I have a utility build script that gets called from a variety of project-specific build scripts on a build server. Everything works fine, until the relative directory structure changes. That is:
trunk/
utilities/
imported.xml
some_resource_file
projectName/
importing.xml
works just fine, but sometimes we need:
trunk/
importing.xml
utilities/
imported.xml
some_resource_file
projectName/
The problem is that imported.xml
needs some_resource_file
and currently gets to it by referring to ../utilities/some_resource_file
. This obviously works in the first case because the working directory is开发者_运维问答 a sibling of utilities
.
Is there a simple way for imported.xml
to know what directory it's in, something equivalent to dirname $0
in bash? Or do I have to do I have to somehow inject this from the importing script?
Make sure that imported.xml defines project with name
attribute.

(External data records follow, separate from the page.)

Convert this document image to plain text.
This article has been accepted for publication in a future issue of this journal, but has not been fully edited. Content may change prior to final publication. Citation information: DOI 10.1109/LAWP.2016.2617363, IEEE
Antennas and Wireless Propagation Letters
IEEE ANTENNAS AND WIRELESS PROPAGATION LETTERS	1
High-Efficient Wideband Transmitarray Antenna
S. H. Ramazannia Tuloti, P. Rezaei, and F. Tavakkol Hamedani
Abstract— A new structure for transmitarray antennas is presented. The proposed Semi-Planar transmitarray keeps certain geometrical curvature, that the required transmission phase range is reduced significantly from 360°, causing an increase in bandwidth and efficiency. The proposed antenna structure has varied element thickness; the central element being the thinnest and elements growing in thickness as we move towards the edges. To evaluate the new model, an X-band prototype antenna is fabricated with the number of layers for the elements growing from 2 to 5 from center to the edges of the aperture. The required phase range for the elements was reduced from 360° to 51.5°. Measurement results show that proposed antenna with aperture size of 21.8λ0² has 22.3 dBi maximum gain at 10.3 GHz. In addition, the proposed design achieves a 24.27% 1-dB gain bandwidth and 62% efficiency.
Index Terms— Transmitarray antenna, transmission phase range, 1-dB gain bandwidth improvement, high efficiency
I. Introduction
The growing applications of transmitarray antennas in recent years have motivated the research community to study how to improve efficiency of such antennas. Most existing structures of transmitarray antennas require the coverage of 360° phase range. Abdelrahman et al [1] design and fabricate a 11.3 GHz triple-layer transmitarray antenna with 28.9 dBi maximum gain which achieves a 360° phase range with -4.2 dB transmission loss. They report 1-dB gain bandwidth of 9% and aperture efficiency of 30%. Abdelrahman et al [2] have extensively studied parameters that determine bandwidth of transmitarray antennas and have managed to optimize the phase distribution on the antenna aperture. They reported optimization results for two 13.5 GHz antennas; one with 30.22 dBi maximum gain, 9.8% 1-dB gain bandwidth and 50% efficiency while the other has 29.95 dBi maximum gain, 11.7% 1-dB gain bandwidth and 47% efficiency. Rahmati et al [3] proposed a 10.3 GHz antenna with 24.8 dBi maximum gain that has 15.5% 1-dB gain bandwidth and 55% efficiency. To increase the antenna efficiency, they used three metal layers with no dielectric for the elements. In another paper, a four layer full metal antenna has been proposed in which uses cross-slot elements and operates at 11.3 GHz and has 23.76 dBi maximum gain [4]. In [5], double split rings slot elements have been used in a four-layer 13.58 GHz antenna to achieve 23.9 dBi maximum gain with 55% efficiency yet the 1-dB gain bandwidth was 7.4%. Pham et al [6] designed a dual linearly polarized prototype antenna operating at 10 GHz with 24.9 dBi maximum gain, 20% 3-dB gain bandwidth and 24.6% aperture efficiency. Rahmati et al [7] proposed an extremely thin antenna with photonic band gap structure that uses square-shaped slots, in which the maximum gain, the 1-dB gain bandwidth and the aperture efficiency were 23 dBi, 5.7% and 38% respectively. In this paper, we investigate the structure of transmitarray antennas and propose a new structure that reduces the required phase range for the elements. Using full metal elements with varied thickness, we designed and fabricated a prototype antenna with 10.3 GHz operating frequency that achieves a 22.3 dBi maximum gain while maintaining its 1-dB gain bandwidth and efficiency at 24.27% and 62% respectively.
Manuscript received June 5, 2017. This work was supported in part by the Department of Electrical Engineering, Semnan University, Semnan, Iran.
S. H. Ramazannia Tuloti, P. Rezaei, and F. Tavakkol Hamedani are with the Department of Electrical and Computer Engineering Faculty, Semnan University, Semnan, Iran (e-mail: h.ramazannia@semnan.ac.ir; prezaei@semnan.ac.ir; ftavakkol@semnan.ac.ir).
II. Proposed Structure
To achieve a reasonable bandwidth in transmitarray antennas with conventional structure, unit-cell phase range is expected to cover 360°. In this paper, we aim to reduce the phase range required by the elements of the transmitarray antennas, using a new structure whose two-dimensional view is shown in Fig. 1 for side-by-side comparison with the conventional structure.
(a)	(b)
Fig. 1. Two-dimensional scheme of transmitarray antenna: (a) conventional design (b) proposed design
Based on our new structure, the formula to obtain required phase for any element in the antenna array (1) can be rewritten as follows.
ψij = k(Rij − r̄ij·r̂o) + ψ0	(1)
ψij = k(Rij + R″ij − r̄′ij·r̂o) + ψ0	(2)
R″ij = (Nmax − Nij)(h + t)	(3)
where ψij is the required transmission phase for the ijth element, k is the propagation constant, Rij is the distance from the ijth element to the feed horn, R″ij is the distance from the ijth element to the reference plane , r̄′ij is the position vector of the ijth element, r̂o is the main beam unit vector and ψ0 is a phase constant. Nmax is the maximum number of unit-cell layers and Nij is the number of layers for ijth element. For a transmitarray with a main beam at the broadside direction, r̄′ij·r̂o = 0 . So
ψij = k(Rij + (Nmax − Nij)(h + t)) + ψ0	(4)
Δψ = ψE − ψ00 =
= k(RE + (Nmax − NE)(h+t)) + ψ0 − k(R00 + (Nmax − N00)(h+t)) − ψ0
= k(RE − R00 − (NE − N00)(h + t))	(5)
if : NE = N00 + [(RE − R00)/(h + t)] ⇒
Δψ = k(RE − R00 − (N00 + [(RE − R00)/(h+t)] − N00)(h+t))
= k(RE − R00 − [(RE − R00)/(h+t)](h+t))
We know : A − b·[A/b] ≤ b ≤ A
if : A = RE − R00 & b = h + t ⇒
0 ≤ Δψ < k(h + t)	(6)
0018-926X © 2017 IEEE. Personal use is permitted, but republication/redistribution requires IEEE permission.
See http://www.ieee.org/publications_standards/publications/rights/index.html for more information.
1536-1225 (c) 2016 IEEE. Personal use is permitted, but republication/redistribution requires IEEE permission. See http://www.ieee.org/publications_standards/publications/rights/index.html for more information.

Then you can use that name for an absolute path to the ant file through ant.file.name
property.
I have capitalized IMPORTED, so you can easily see it in the code.
<project
name="IMPORTED"
>
<dirname
property="IMPORTED.basedir"
file="${ant.file.IMPORTED}"
/>
<property name="myresource"
location="${IMPORTED.basedir}/some_resource_file"
/>
</project>
Found the answer:
http://ant.apache.org/manual/Tasks/import.html
Check under resolving files against the imported file.